Late last week, I returned to the ex-Escuela
de Mecánica de la Armada (ESMA), where just the week before I had seen my
nephew and others finish up work on a mural with a human rights theme. The
ex-ESMA, of course, is now the admirable Espacio
Memoria y Derechos Humanos, dedicated to the memory of those who
disappeared under Argentina’s
most vicious dictatorship ever.
I had toured the ESMA before and, while I found it absorbing
and instructive, it’s a harrowing experience that I don’t care to repeat. I
did, however, want to visit the Museo
Malvinas e Islas del Atlántico Sur (pictured above), a new construction on the ESMA grounds
that expresses Argentina’s
obsession with the Falkland Islands.
I lived in the Islands for a year in 1986-7 while researching my doctoral
dissertation in Geography at the University of California, Berkeley, and
have returned there several times since.
I expected little from this museum and, in that sense,
it did not disappoint me. In summary, it’s an anachronistic exercise in
self-righteous anti-colonialism
that tells us more about the people who created it than it does about the
Islands themselves. The creators, clearly, were more interested in historical
grudges toward what they perceive as perfidious Albion, the illegitimate occupier of a British
Overseas Territory, than in understanding the Islands and their residents
on their own terms.
Occupying three stories of a luminous new construction, the
museum begins with a selective ground-floor timeline that paints a 19th-century
gaucho as a revolutionary nationalist against the British. It also romanticizes a clueless
collection of armed Peronist kids who commandeered a plane from the mainland to the
Islands in 1966 (see below) – without realizing there was no airport. To the surprise
(and subsequent amusement) of locals, the pilot crash-landed on the soggy Stanley
hippodrome and, after an overnight standoff with the local defense force, the
hijackers surrendered and were returned to Argentina (removing the plane was a
more complex task, but the incident could easily serve as the basis for an Ealing comedy).

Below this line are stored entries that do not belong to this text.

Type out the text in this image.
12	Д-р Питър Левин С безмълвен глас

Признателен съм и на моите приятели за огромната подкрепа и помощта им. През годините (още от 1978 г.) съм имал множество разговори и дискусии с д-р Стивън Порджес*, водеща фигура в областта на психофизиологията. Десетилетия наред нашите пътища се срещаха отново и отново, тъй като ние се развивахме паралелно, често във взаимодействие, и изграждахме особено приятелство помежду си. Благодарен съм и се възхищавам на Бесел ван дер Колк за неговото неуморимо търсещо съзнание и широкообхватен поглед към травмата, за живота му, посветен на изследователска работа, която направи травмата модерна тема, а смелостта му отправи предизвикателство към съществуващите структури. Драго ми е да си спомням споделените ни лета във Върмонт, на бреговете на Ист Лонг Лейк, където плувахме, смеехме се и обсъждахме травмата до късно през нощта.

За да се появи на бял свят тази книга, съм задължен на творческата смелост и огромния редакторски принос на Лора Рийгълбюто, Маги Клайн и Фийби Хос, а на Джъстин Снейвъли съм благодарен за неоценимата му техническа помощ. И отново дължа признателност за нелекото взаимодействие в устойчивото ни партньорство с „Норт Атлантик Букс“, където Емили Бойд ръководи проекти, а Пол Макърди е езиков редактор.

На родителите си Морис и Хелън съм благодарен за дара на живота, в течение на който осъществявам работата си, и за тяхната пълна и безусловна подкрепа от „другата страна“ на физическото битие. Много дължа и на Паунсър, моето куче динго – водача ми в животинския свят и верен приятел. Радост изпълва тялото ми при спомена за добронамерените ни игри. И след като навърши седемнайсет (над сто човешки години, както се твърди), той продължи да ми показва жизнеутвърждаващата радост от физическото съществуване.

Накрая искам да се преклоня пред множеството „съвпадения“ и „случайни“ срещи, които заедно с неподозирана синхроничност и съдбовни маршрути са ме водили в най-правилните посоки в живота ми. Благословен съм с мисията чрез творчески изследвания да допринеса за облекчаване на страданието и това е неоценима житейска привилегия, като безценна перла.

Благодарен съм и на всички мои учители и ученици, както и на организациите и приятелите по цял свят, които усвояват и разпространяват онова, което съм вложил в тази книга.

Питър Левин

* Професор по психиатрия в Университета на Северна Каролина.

Ironically, on the grounds of a facility otherwise dedicated
to exposing human rights violations, the museum gives Argentina’s military
dictatorship a pass except for displaying the deceptive propaganda (illustrated below) that convinced
many Argentines they were winning even as their final ignominious
surrender approached. It euphemistically refers to the military’s desembarco (landing) - as opposed to invasion - and completely
ignores the impact on the Islanders themselves. In just a few hours, a town
with just a handful of police became a police state under Colonel Patricio
Dowling, a sadistic Irish-Argentine with a special antipathy toward the
British.
Likewise, the museum says nothing about the fisheries
conservation zone that has brought the Islands their current prosperity; in the tidy, graffiti-free capital of Stanley, residents don’t bother to lock their doors and even leave their car
keys in the ignition. It completely ignores last
year’s referendum in which Islanders expressed their satisfaction with their
current status as an overseas territory.
The museum has one redeeming exhibit, a video salon featuring
a 30-minute film by Argentine
documentarian Raymundo Gleyzer, who traveled to Stanley from Montevideo on
the supply
ship RMS Darwin in 1966. Gleyzer takes for granted that the Islands are
Argentine, but his footage of the Islanders at work and play (as seen in the
video above) is outstanding, though the sound quality is poor (the museum apparently
couldn’t be bothered with closed captioning, much less English subtitles).
I also found it interesting to see individuals I got to know
20 years later, during my own time there. Some people, most notably kids, are shy
around Gleyzer’s camera, in what at the time was a literally insular community.
In his direct contact with the Islanders, Gleyzer – who himself disappeared
under Argentina’s 1976-83 dictatorship - demonstrates an ethnographic
professionalism that’s lacking elsewhere in the museum. Because his work is
available online, the Museo Malvinas is, in the end, a costly but unworthy addition
to the ex-ESMA.
There is another, more recent Argentine documentary that
incorporates some of Gleyzer’s footage, plus additional archival footage and outsider interviews that parrot the official government position. There is a token
Islander in Las Islas del Viento (trailer above), but
Alec Betts left the
Islands for Argentina after the 1982 war, partly at least for personal reasons
that he does not discuss. As in Gleyzer’s film, there are no subtitles and, in
fact, there is no English-language text anywhere in the museum. That’s arguably
appropriate, in an institution whose main goal is preaching to the choir.
In fact, the museum's only other English-language item, behind glass, is the translation of a book (pictured above) by naval historian Laurio Destefani. When I met Destefani in his Buenos Aires office in the mid-1980s - I had intended to ask him about some Spanish colonial documents - he greeted me with the statement that "For us, the Malvinas are a pact sealed in blood." That didn't leave much room for dialogue, and neither does this museum.